We believe the market is being overly pessimistic in its pricing and with the SA 10y bond (R2030) trading on a 12.5% yield, offers investors an attractive 7.5% real return.
The same attractive valuations apply to SA inflation linked bonds with the 5 year (I2025) trading on a 5.5% real yield.
SA Listed property
The picture is not as clear for the SA listed property stocks, which are also trading on dramatically elevated yields. In this instance, the distributions are less secure given their reliance on tenants being able to pay their rents. An impossible feat when businesses grind to a halt. Consider for example forced closures of shopping malls due to the lockdowns around the globe. The problem is further exacerbated by property oversupply, generally weak balance sheets and the poor economic backdrop, even before taking into account the COVID-19 shock.
In the absence of any political or commodity related factors, which do have an influence on the level of the Rand, it can be argued that the local currency was already undervalued by 12% on a purchasing-power-parity basis at the start of the year, when the Rand was trading at 14 to the Dollar. At that point, the Northstar Income Fund was slightly underweight global currencies with an exposure of 12.5% vs. the benchmark weighting of 15%. The Rand is currently trading at 17.60 to the US Dollar, which on the same basis represents a 30% undervaluation vs the US Dollar, levels only reached 5% of the time going back 20 years, when SA first began inflation targeting. Despite the prevailing extreme uncertainties, due to the recent COVID-19 outbreak and political challenges, there is a strong argument for raised exposure to the Rand. In this regard, the global currency exposure has been steadily reduced to the current weighting of 4.5%.

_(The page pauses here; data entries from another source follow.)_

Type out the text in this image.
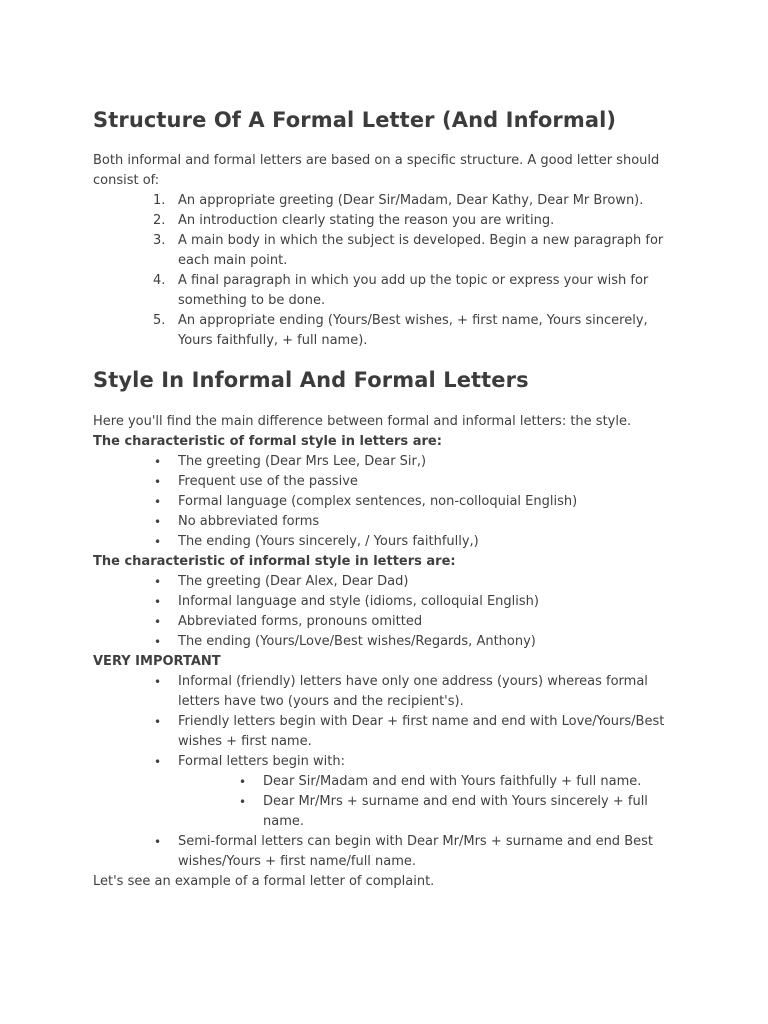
Structure Of A Formal Letter (And Informal)

Both informal and formal letters are based on a specific structure. A good letter should consist of:

1. An appropriate greeting (Dear Sir/Madam, Dear Kathy, Dear Mr Brown).
2. An introduction clearly stating the reason you are writing.
3. A main body in which the subject is developed. Begin a new paragraph for each main point.
4. A final paragraph in which you add up the topic or express your wish for something to be done.
5. An appropriate ending (Yours/Best wishes, + first name, Yours sincerely, Yours faithfully, + full name).
Style In Informal And Formal Letters

Here you'll find the main difference between formal and informal letters: the style.

The characteristic of formal style in letters are:

• The greeting (Dear Mrs Lee, Dear Sir,)
• Frequent use of the passive
• Formal language (complex sentences, non-colloquial English)
• No abbreviated forms
• The ending (Yours sincerely, / Yours faithfully,)

The characteristic of informal style in letters are:

• The greeting (Dear Alex, Dear Dad)
• Informal language and style (idioms, colloquial English)
• Abbreviated forms, pronouns omitted
• The ending (Yours/Love/Best wishes/Regards, Anthony)

VERY IMPORTANT

• Informal (friendly) letters have only one address (yours) whereas formal letters have two (yours and the recipient's).
• Friendly letters begin with Dear + first name and end with Love/Yours/Best wishes + first name.
• Formal letters begin with:
• Dear Sir/Madam and end with Yours faithfully + full name.
• Dear Mr/Mrs + surname and end with Yours sincerely + full name.
• Semi-formal letters can begin with Dear Mr/Mrs + surname and end Best wishes/Yours + first name/full name.

Let's see an example of a formal letter of complaint.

Extreme uncertainty is driving global markets, with all assets experiencing sharp and severe sell-offs due to liquidity squeezes. All nodes of apparent liquidity are being tapped, which has even resulted in the drying up of the US treasury market. Locally, government bonds have not been spared with an almost instantaneous 3.5% rise in yields which has translated into an approximate 25% drop in capital values. The size of the latest impact is dwarfing the metrics last seen during both the global financial crisis and the infamous Nene-gate saga. On a positive note, the Northstar Income fund has an extremely healthy liquidity profile, with 13% on call, 21% in government bonds and 4.5% in global currencies, which is immunising investors against any permanent capital losses.

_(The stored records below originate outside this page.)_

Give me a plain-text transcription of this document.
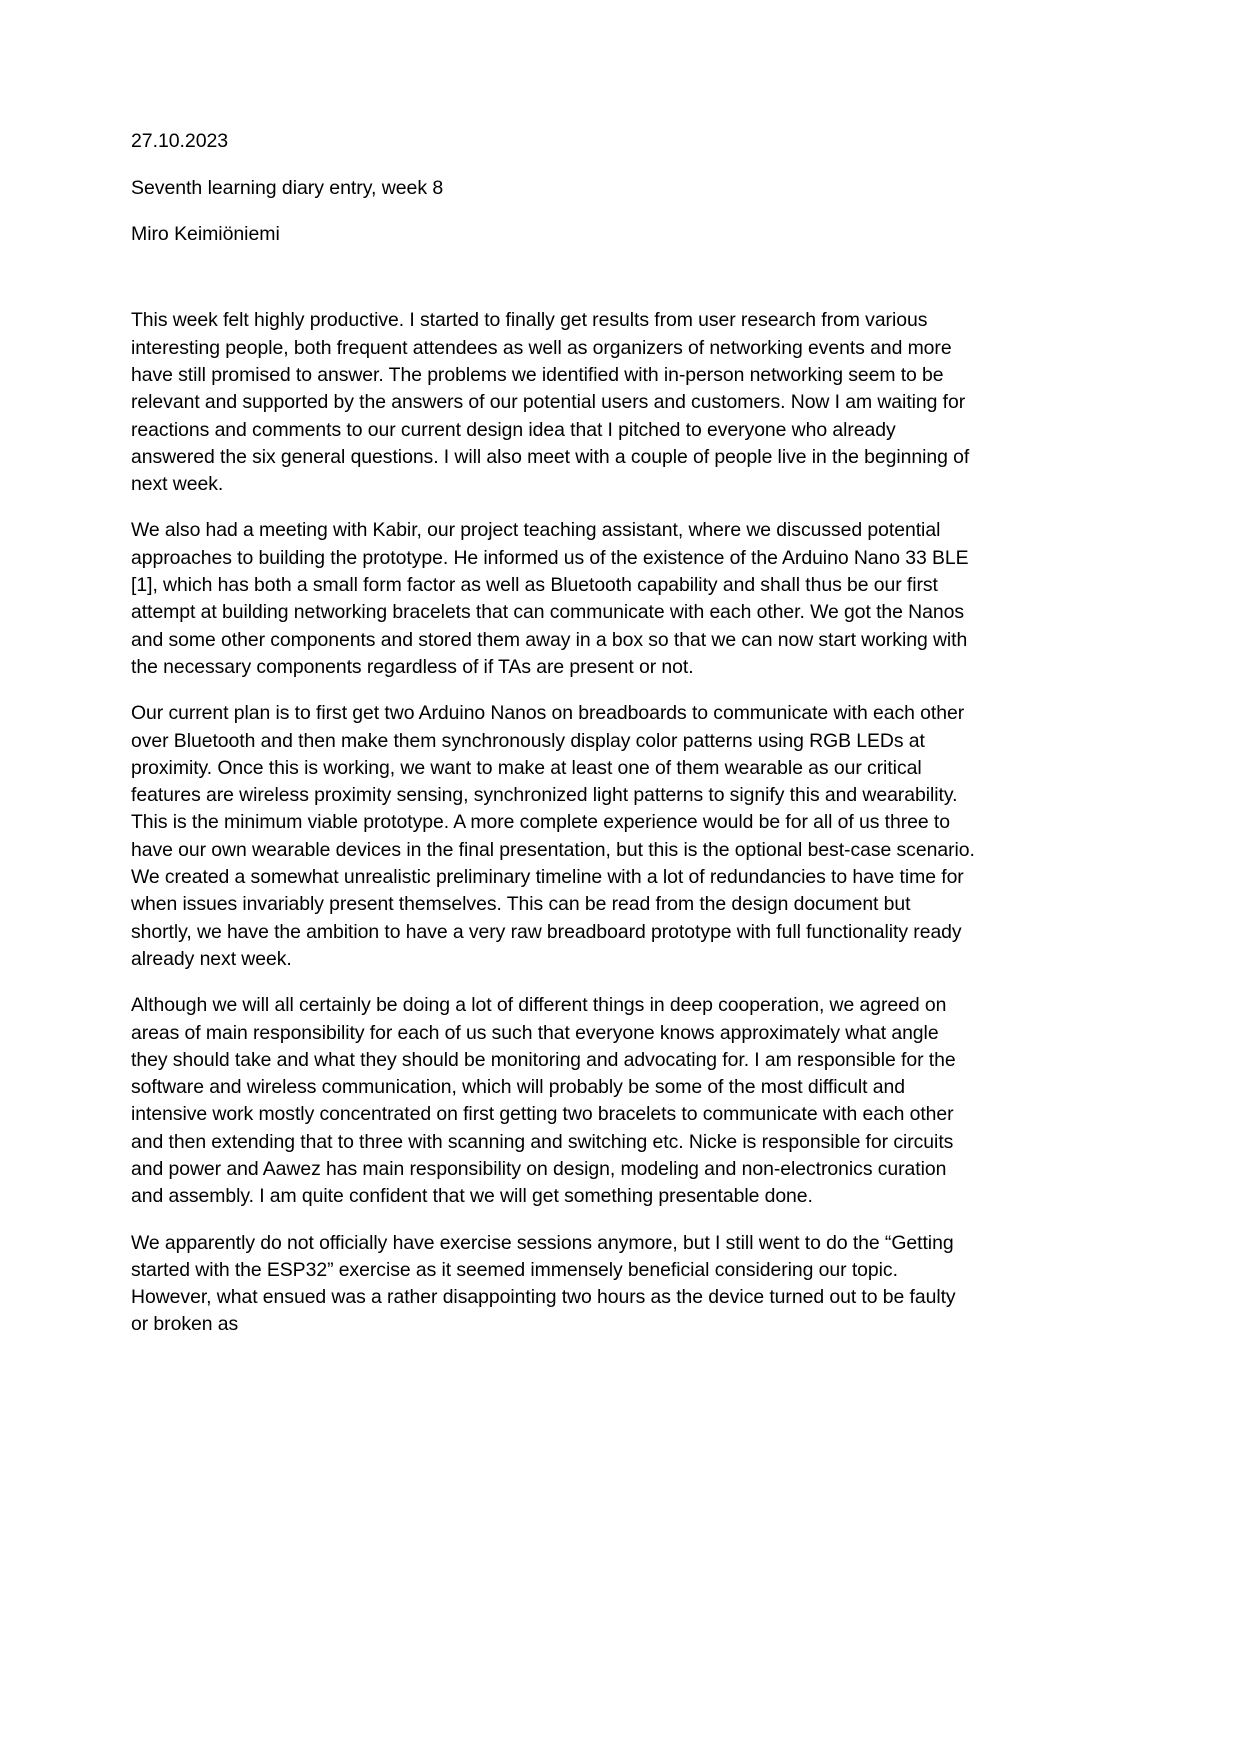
27.10.2023
Seventh learning diary entry, week 8
Miro Keimiöniemi

This week felt highly productive. I started to finally get results from user research from various interesting people, both frequent attendees as well as organizers of networking events and more have still promised to answer. The problems we identified with in-person networking seem to be relevant and supported by the answers of our potential users and customers. Now I am waiting for reactions and comments to our current design idea that I pitched to everyone who already answered the six general questions. I will also meet with a couple of people live in the beginning of next week.

We also had a meeting with Kabir, our project teaching assistant, where we discussed potential approaches to building the prototype. He informed us of the existence of the Arduino Nano 33 BLE [1], which has both a small form factor as well as Bluetooth capability and shall thus be our first attempt at building networking bracelets that can communicate with each other. We got the Nanos and some other components and stored them away in a box so that we can now start working with the necessary components regardless of if TAs are present or not.

Our current plan is to first get two Arduino Nanos on breadboards to communicate with each other over Bluetooth and then make them synchronously display color patterns using RGB LEDs at proximity. Once this is working, we want to make at least one of them wearable as our critical features are wireless proximity sensing, synchronized light patterns to signify this and wearability. This is the minimum viable prototype. A more complete experience would be for all of us three to have our own wearable devices in the final presentation, but this is the optional best-case scenario. We created a somewhat unrealistic preliminary timeline with a lot of redundancies to have time for when issues invariably present themselves. This can be read from the design document but shortly, we have the ambition to have a very raw breadboard prototype with full functionality ready already next week.

Although we will all certainly be doing a lot of different things in deep cooperation, we agreed on areas of main responsibility for each of us such that everyone knows approximately what angle they should take and what they should be monitoring and advocating for. I am responsible for the software and wireless communication, which will probably be some of the most difficult and intensive work mostly concentrated on first getting two bracelets to communicate with each other and then extending that to three with scanning and switching etc. Nicke is responsible for circuits and power and Aawez has main responsibility on design, modeling and non-electronics curation and assembly. I am quite confident that we will get something presentable done.

We apparently do not officially have exercise sessions anymore, but I still went to do the “Getting started with the ESP32” exercise as it seemed immensely beneficial considering our topic. However, what ensued was a rather disappointing two hours as the device turned out to be faulty or broken as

This leaves a balance of 61% exposed to corporate related credit risk. Of this portion, a significant 53% is held in senior bank paper, spread across the four majors. The balance is a 5.5% weighting to senior A-grade corporates and 2.5% exposure to subordinated debt. The portfolio has zero exposure to tier 1 and tier 2 paper, which is the likely area of the credit market to experience distress during a credit event.
We have selectively been gaining exposure to higher yielding government fixed bonds, reducing exposure to corporates in favour of government paper and gradually reducing our exposure to global currencies. The net result has seen the yield in the Northstar Income Fund rise from 7.5% to close to 9% and the weighted average maturity has increased slightly to 4.9 years. The portfolio remains well exposed to liquid assets which allows for further opportunistic positioning should this market correction intensify.